Istogenesi dell’innesto Per la riuscita di qualsiasi tipo di innesto deve avvenire una saldatura tra i tessuti dell’oggetto e quelli del soggetto. Questo fatto è un vero e proprio miracolo della natura, ma richiede che alcuni requisiti siano soddisfatti, pena il fallimento dell’operazione. Ruolo fondamentale è quello del cambio, una esile parte di tessuto meristematico posto tra il libro (tessuto sotto la corteccia) e l’alburno (tessuto interno al cambio stesso) in grado di far accrescere le piante in senso diametrale e responsabile del lavoro di saldatura e cicatrizzazione di questo vero e proprio “matrimonio” tra parti di piante diverse.
Dopo che la marza e il portainnesto sono stati uniti, il cambio da ordine alle cellule di produrre il cosiddetto “callo di cicatrizzazione” e di moltiplicare la parte di tessuto del portainnesto, atta ad unire i canali vascolari dei due bionti, in modo che la nuova parte non muoia.
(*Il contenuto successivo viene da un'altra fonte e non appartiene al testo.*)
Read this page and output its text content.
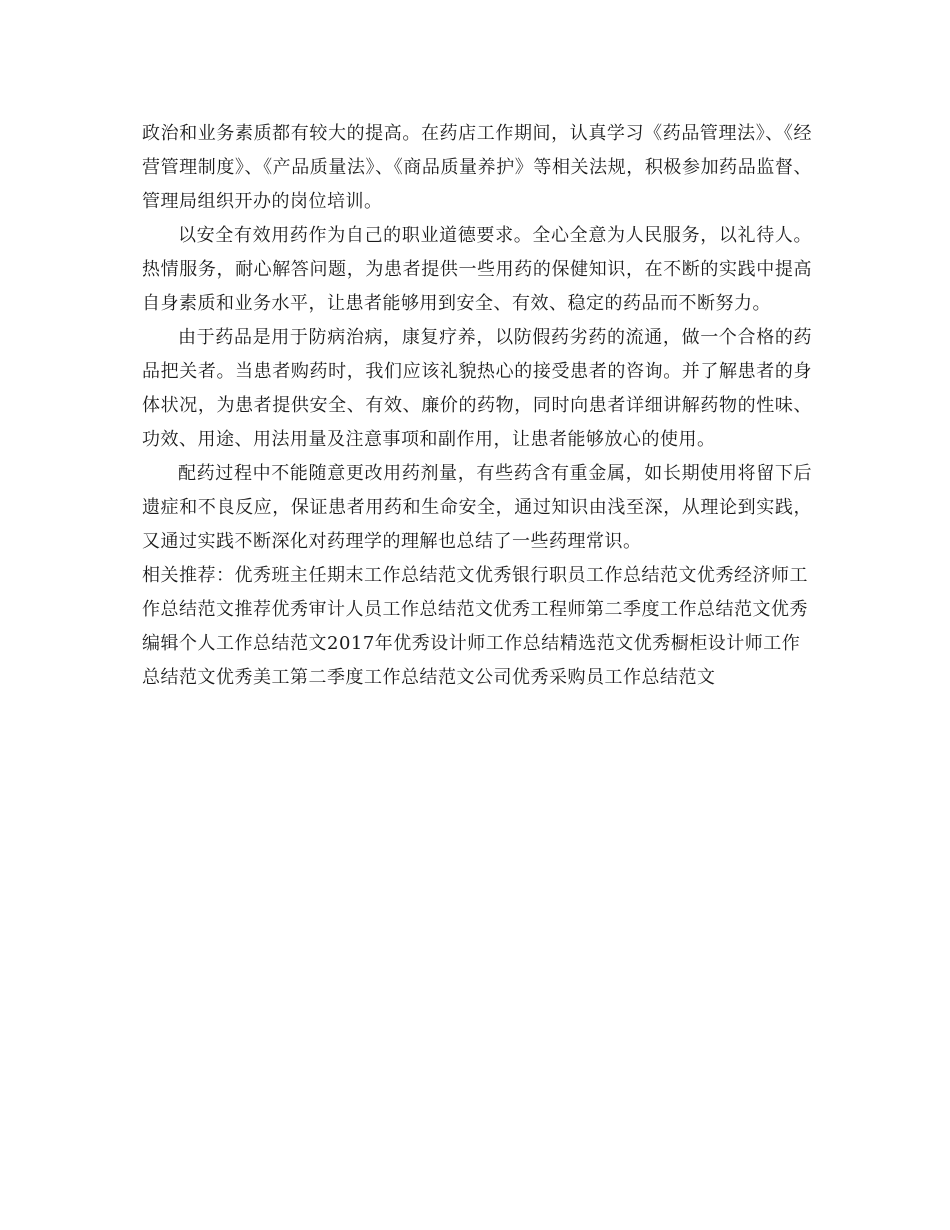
政治和业务素质都有较大的提高。在药店工作期间，认真学习《药品管理法》、《经营管理制度》、《产品质量法》、《商品质量养护》等相关法规，积极参加药品监督、管理局组织开办的岗位培训。

以安全有效用药作为自己的职业道德要求。全心全意为人民服务，以礼待人。热情服务，耐心解答问题，为患者提供一些用药的保健知识，在不断的实践中提高自身素质和业务水平，让患者能够用到安全、有效、稳定的药品而不断努力。

由于药品是用于防病治病，康复疗养，以防假药劣药的流通，做一个合格的药品把关者。当患者购药时，我们应该礼貌热心的接受患者的咨询。并了解患者的身体状况，为患者提供安全、有效、廉价的药物，同时向患者详细讲解药物的性味、功效、用途、用法用量及注意事项和副作用，让患者能够放心的使用。

配药过程中不能随意更改用药剂量，有些药含有重金属，如长期使用将留下后遗症和不良反应，保证患者用药和生命安全，通过知识由浅至深，从理论到实践，又通过实践不断深化对药理学的理解也总结了一些药理常识。

相关推荐：优秀班主任期末工作总结范文优秀银行职员工作总结范文优秀经济师工作总结范文推荐优秀审计人员工作总结范文优秀工程师第二季度工作总结范文优秀编辑个人工作总结范文2017年优秀设计师工作总结精选范文优秀橱柜设计师工作总结范文优秀美工第二季度工作总结范文公司优秀采购员工作总结范文
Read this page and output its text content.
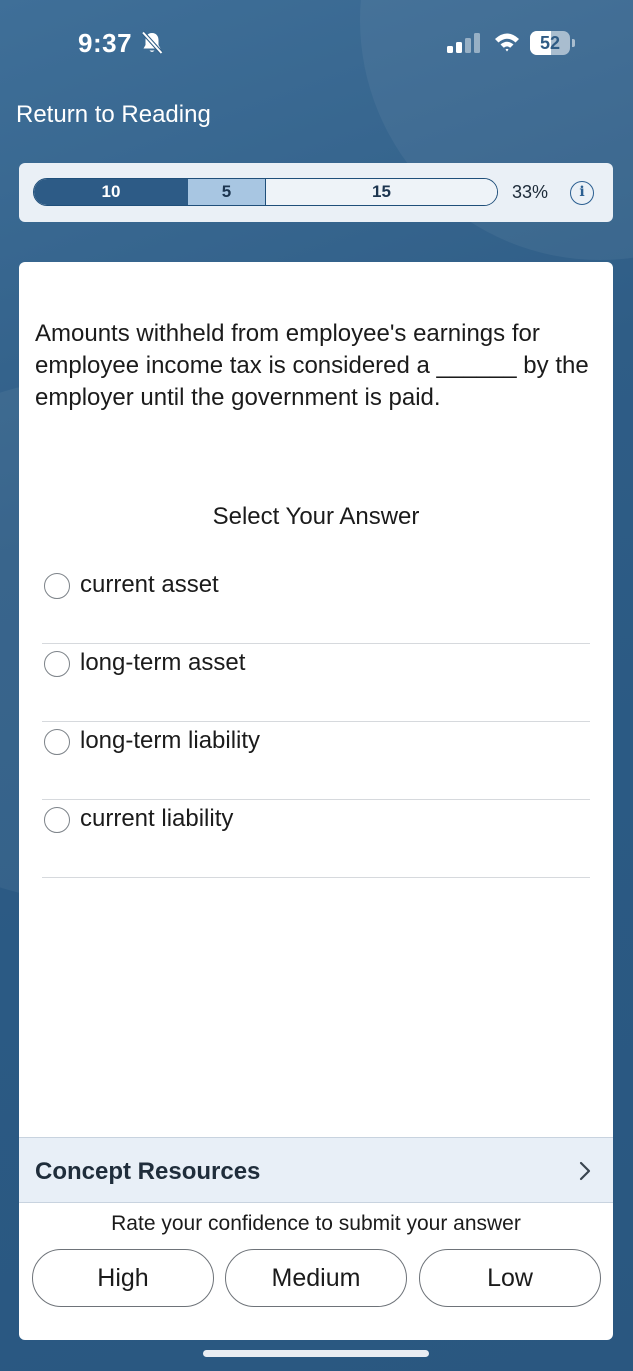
9:37	52
Return to Reading
10	5	15	33%	i
Amounts withheld from employee's earnings for employee income tax is considered a ______ by the employer until the government is paid.
Select Your Answer
current asset
long-term asset
long-term liability
current liability
Concept Resources
Rate your confidence to submit your answer
High	Medium	Low
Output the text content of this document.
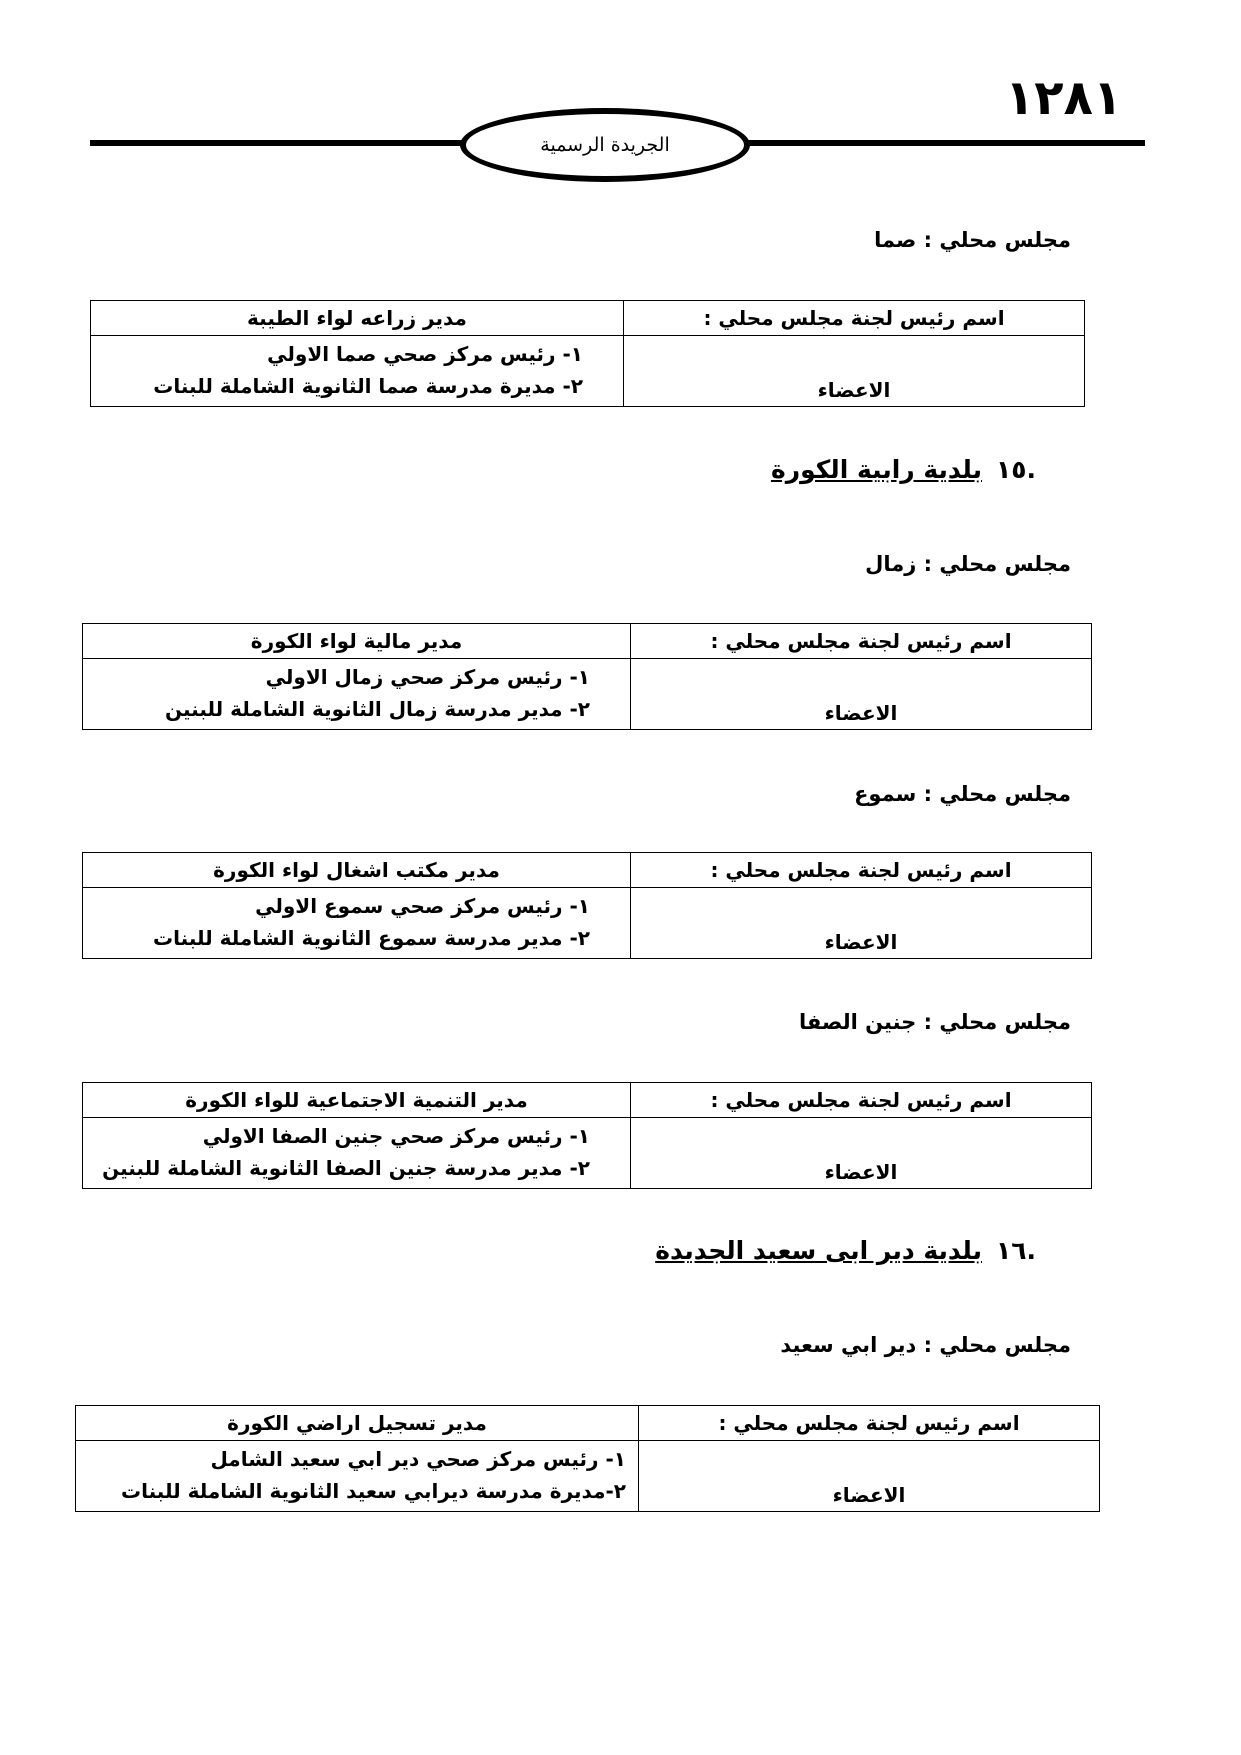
١٢٨١
الجريدة الرسمية
مجلس محلي : صما
اسم رئيس لجنة مجلس محلي :	مدير زراعه لواء الطيبة
الاعضاء	١- رئيس مركز صحي صما الاولي
٢- مديرة مدرسة صما الثانوية الشاملة للبنات
.١٥بلدية رابية الكورة
مجلس محلي : زمال
اسم رئيس لجنة مجلس محلي :	مدير مالية لواء الكورة
الاعضاء	١- رئيس مركز صحي زمال الاولي
٢- مدير مدرسة زمال الثانوية الشاملة للبنين
مجلس محلي : سموع
اسم رئيس لجنة مجلس محلي :	مدير مكتب اشغال لواء الكورة
الاعضاء	١- رئيس مركز صحي سموع الاولي
٢- مدير مدرسة سموع الثانوية الشاملة للبنات
مجلس محلي : جنين الصفا
اسم رئيس لجنة مجلس محلي :	مدير التنمية الاجتماعية للواء الكورة
الاعضاء	١- رئيس مركز صحي جنين الصفا الاولي
٢- مدير مدرسة جنين الصفا الثانوية الشاملة للبنين
.١٦بلدية دير ابى سعيد الجديدة
مجلس محلي : دير ابي سعيد
اسم رئيس لجنة مجلس محلي :	مدير تسجيل اراضي الكورة
الاعضاء	١- رئيس مركز صحي دير ابي سعيد الشامل
٢-مديرة مدرسة ديرابي سعيد الثانوية الشاملة للبنات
Questo processo richiede alcuni giorni, ecco perché le marze devono essere assolutamente in stato di riposo al momento dell’innesto, mentre è auspicabile che il portainnesto abbia avviato l’attività vegetativa.
Affinità di innesto Tra piante di specie diversa non esiste affinità perché non c’è compatibilità tra i tessuti: il nesto non si salda al portainnesto o in breve tempo avviene il rigetto. Non si può quindi innestare un ciliegio su un olivo o su un melo. Esiste una affinità tra specie diverse appartamenti però alla stessa famiglia, (tra cotogno e pero, tra ciliegio di Santa Lucia e ciliegio dolce oppure, al limite, tra biancospino e pero o anche tra pesco e susino). E’ chiaro che hanno maggiore probabilità di riuscita quelle combinazioni in cui i due bionti sono botanicamente vicini.
Innesto a marza Prevede l’impiego di una porzione (marza) di ramo lignificato provvista di 2-3 gemme, che viene inserita sul portinnesto mediante opportune fenditure e intaccature. L’epoca di esecuzione varia dalla seconda metà dell’inverno fino all’inizio della primavera e la marza deve trovarsi in totale stato di riposo. Le principali tecniche di innesto a marza sono: innesto a spacco diametrale (es. reinnesto vite), doppio spacco inglese, triangolo e corona (es. reinnesto fruttiferi). Marze: consigli per la raccolta e la conservazione – Come detto, la varietà deve essere affine al portainnesto. – Si prelevano rami di un anno provvisti di gemme a legno del diametro di circa 10 mm. – Il materiale deve essere esente da malattie. – Si scelga la marza prelevandola dalla parte mediana del ramo. – Epoca indicativa di raccolta: tra gennaio e febbraio. – Le marze vanno conservate a 4° C in sacchi di film nero (di solito si mettono nel frigorifero di casa in un sacchetto di plastica in cui siano stati praticati dei fori) ma possono essere tenute anche in cantina, sotto sabbia mantenuta umida ma non fradicia.
Al termine del lavoro si chiude la ferita con mastice per innesti.
Quando i due non vanno d’accordo… Che stare insieme sia una vera sfida lo sappiamo tutti e l’innesto delle piante rappresenta una metafora davvero azzeccata. E’ esperienza comune ritrovare grosse ciambelle anche a 1 metro da terra di vecchie piante da frutto. In questi casi l’innesto (il matrimonio) si è protratto a lungo ma è anche possibile che duri pochissimo con il risultato che il punto di innesto si frattura e le due parti si separano.